Clements: We premiered at Hot Docs and then we opened DOXA and now The Road Forward is part of NFB’s Wide Awake tour, so I’m just starting to see where the outreach is and I think it’s been exciting. You’re holding your breath before its release and now it’s breathing.

Cook: The film brings together oral history with musical performance and evocative cinematography. Can you talk about this hybridity?

Clements: It was committed by using music early on and it felt organic to involve the activists in the filming and it activated their voice, and I brought together musicians from across Canada who seek to create change. So there was a common goal amongst these people with different backgrounds and we wanted to conjure the past and the present.

Cook: In the interview scenes with the Brotherhood and the Sisterhood, it’s very different from the typical talking heads format in documentary.
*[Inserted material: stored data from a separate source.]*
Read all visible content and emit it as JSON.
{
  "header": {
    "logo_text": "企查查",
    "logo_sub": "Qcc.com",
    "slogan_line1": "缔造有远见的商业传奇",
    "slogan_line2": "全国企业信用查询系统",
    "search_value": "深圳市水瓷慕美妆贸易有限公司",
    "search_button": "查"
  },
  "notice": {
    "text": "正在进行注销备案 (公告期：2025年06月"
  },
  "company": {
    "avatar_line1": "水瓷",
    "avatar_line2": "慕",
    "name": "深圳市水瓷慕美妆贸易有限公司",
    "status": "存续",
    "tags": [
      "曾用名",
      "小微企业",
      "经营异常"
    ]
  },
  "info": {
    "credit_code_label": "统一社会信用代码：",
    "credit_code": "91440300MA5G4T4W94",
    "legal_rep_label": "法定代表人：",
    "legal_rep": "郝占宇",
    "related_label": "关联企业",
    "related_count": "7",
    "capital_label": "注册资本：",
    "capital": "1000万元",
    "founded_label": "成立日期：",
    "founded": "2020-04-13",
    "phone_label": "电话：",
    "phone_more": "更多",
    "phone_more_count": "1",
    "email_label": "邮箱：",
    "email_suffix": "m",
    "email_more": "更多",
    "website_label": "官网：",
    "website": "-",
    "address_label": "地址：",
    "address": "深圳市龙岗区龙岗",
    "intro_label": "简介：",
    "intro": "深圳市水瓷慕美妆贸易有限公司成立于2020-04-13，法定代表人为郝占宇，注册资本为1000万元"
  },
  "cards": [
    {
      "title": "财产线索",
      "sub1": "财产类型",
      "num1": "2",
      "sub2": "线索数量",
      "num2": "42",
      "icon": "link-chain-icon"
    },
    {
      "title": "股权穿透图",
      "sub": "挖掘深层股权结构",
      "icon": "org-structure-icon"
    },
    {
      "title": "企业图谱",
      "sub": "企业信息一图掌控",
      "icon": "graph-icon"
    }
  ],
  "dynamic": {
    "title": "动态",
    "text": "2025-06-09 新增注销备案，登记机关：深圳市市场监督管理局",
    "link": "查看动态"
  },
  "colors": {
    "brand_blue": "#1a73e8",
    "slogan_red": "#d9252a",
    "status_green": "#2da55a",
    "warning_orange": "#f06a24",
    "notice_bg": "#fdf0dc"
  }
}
Here there’s a sense of discourse and sharing amongst the people in the frame that’s very special and quite moving.

Clements: There’s something about looking at those old photos and archives and understanding that it was once something so present and when you talk to those who were there and helped change history, that fact is still very present and has its own life, so when we staged those I thought about how we can see and reflect back to those times but also see them in the present, so having an ensemble, and having them dressed as reporters seemed right, there’s a cross-section where you’re listening but you’re also seeing.
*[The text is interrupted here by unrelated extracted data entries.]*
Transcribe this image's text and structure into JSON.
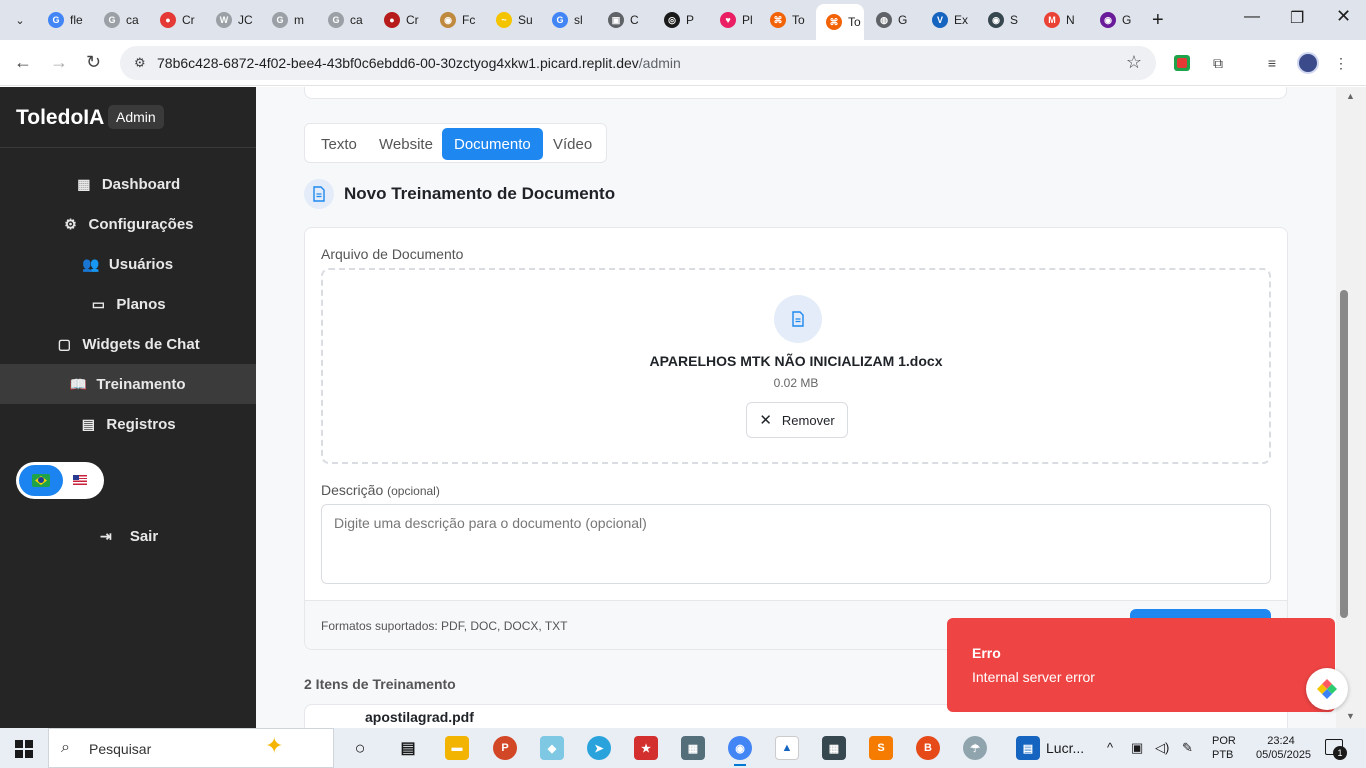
{
  "browser": {
    "tabs": [
      {
        "icon": "google-icon",
        "label": "fle",
        "color": "#4285f4",
        "glyph": "G"
      },
      {
        "icon": "google-icon",
        "label": "ca",
        "color": "#9aa0a6",
        "glyph": "G"
      },
      {
        "icon": "red-app-icon",
        "label": "Cr",
        "color": "#e53935",
        "glyph": "●"
      },
      {
        "icon": "wix-icon",
        "label": "JC",
        "color": "#9aa0a6",
        "glyph": "W"
      },
      {
        "icon": "google-icon",
        "label": "m",
        "color": "#9aa0a6",
        "glyph": "G"
      },
      {
        "icon": "google-icon",
        "label": "ca",
        "color": "#9aa0a6",
        "glyph": "G"
      },
      {
        "icon": "red-app-icon",
        "label": "Cr",
        "color": "#b71c1c",
        "glyph": "●"
      },
      {
        "icon": "food-icon",
        "label": "Fc",
        "color": "#c08a3e",
        "glyph": "◉"
      },
      {
        "icon": "wave-icon",
        "label": "Su",
        "color": "#f5c400",
        "glyph": "~"
      },
      {
        "icon": "google-icon",
        "label": "sl",
        "color": "#4285f4",
        "glyph": "G"
      },
      {
        "icon": "screen-icon",
        "label": "C",
        "color": "#5f6368",
        "glyph": "▣"
      },
      {
        "icon": "openai-icon",
        "label": "P",
        "color": "#1a1a1a",
        "glyph": "◎"
      },
      {
        "icon": "heart-icon",
        "label": "Pl",
        "color": "#e91e63",
        "glyph": "♥"
      },
      {
        "icon": "replit-icon",
        "label": "To",
        "color": "#f26207",
        "glyph": "⌘"
      },
      {
        "icon": "replit-icon",
        "label": "To",
        "color": "#f26207",
        "glyph": "⌘",
        "active": true
      },
      {
        "icon": "globe-icon",
        "label": "G",
        "color": "#5f6368",
        "glyph": "◍"
      },
      {
        "icon": "vt-icon",
        "label": "Ex",
        "color": "#1565c0",
        "glyph": "V"
      },
      {
        "icon": "shield-icon",
        "label": "S",
        "color": "#37474f",
        "glyph": "◉"
      },
      {
        "icon": "gmail-icon",
        "label": "N",
        "color": "#ea4335",
        "glyph": "M"
      },
      {
        "icon": "eye-icon",
        "label": "G",
        "color": "#6a1b9a",
        "glyph": "◉"
      }
    ],
    "url_host": "78b6c428-6872-4f02-bee4-43bf0c6ebdd6-00-30zctyog4xkw1.picard.replit.dev",
    "url_path": "/admin"
  },
  "sidebar": {
    "brand": "ToledoIA",
    "badge": "Admin",
    "items": [
      {
        "label": "Dashboard",
        "icon": "grid-icon",
        "glyph": "▦"
      },
      {
        "label": "Configurações",
        "icon": "gear-icon",
        "glyph": "⚙"
      },
      {
        "label": "Usuários",
        "icon": "users-icon",
        "glyph": "👥"
      },
      {
        "label": "Planos",
        "icon": "credit-card-icon",
        "glyph": "▭"
      },
      {
        "label": "Widgets de Chat",
        "icon": "message-icon",
        "glyph": "▢"
      },
      {
        "label": "Treinamento",
        "icon": "book-icon",
        "glyph": "📖",
        "active": true
      },
      {
        "label": "Registros",
        "icon": "file-text-icon",
        "glyph": "▤"
      }
    ],
    "logout": "Sair"
  },
  "main": {
    "tabs": [
      "Texto",
      "Website",
      "Documento",
      "Vídeo"
    ],
    "active_tab": "Documento",
    "section_title": "Novo Treinamento de Documento",
    "file_label": "Arquivo de Documento",
    "file_name": "APARELHOS MTK NÃO INICIALIZAM 1.docx",
    "file_size": "0.02 MB",
    "remove_label": "Remover",
    "desc_label": "Descrição",
    "desc_optional": "(opcional)",
    "desc_placeholder": "Digite uma descrição para o documento (opcional)",
    "formats": "Formatos suportados: PDF, DOC, DOCX, TXT",
    "items_title": "2 Itens de Treinamento",
    "first_item": "apostilagrad.pdf"
  },
  "toast": {
    "title": "Erro",
    "message": "Internal server error",
    "color": "#ef4444"
  },
  "taskbar": {
    "search_placeholder": "Pesquisar",
    "pinned_label": "Lucr...",
    "lang_line1": "POR",
    "lang_line2": "PTB",
    "time": "23:24",
    "date": "05/05/2025",
    "notif_count": "1"
  }
}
Cook: It makes the history feel closers.

Clements: Yeah, there was something dynamic about it and something about how we had the younger activists listening.

Cook: What do you hope people take away from the film?

Clements: I was inspired by the Brotherhood and Sisterhood and how they brought together families and non-native people to the table to make change. I’m also inspired by the ensemble and the energy of what’s happening now, and what artists are doing. I hope the audiences are as inspired as I am by witnessing both and by how change can continue and how we can move forward.

Cook: Are you cautiously optimistic about First Nations rights?

Clements: There’s new announcements weekly, it seems. I’ve never seen this much change, where it’s actually affecting institutions finally and create a substantial effect. You don’t want to be skipping down the road, but you want to recognize things are happening and a lot of that is due to what people worked toward in the past.

Cook: Do you know if anyone high up in the government has seen it? Do you hope it reaches Trudeau?

Clements: It’s maybe too early, I haven’t heard of anything yet. I think it would be a great film to be seen by our government because I think sometimes our rights are not always seen in the moment and the long history of civil rights and where we come from isn’t always looked at.

Cook: How can the next generation of Canadians be allies?

Clements: It’s all about if we’re aware of things. If we’re celebrating somebody’s birthday this year [laughs], I think it’s being aware of all the history. You have to now the past to know the future, knowing our history and reclaiming it, and that’s whether we’re native or non-native. History as it is written excludes percentages of people and I think when people know or learn something, they think about it and take it to heart and that’s the most we can do as artists is have people feel and understand something they didn’t have access to.

The Road Forward is screening at Vancity Theatre July 14th – 20th.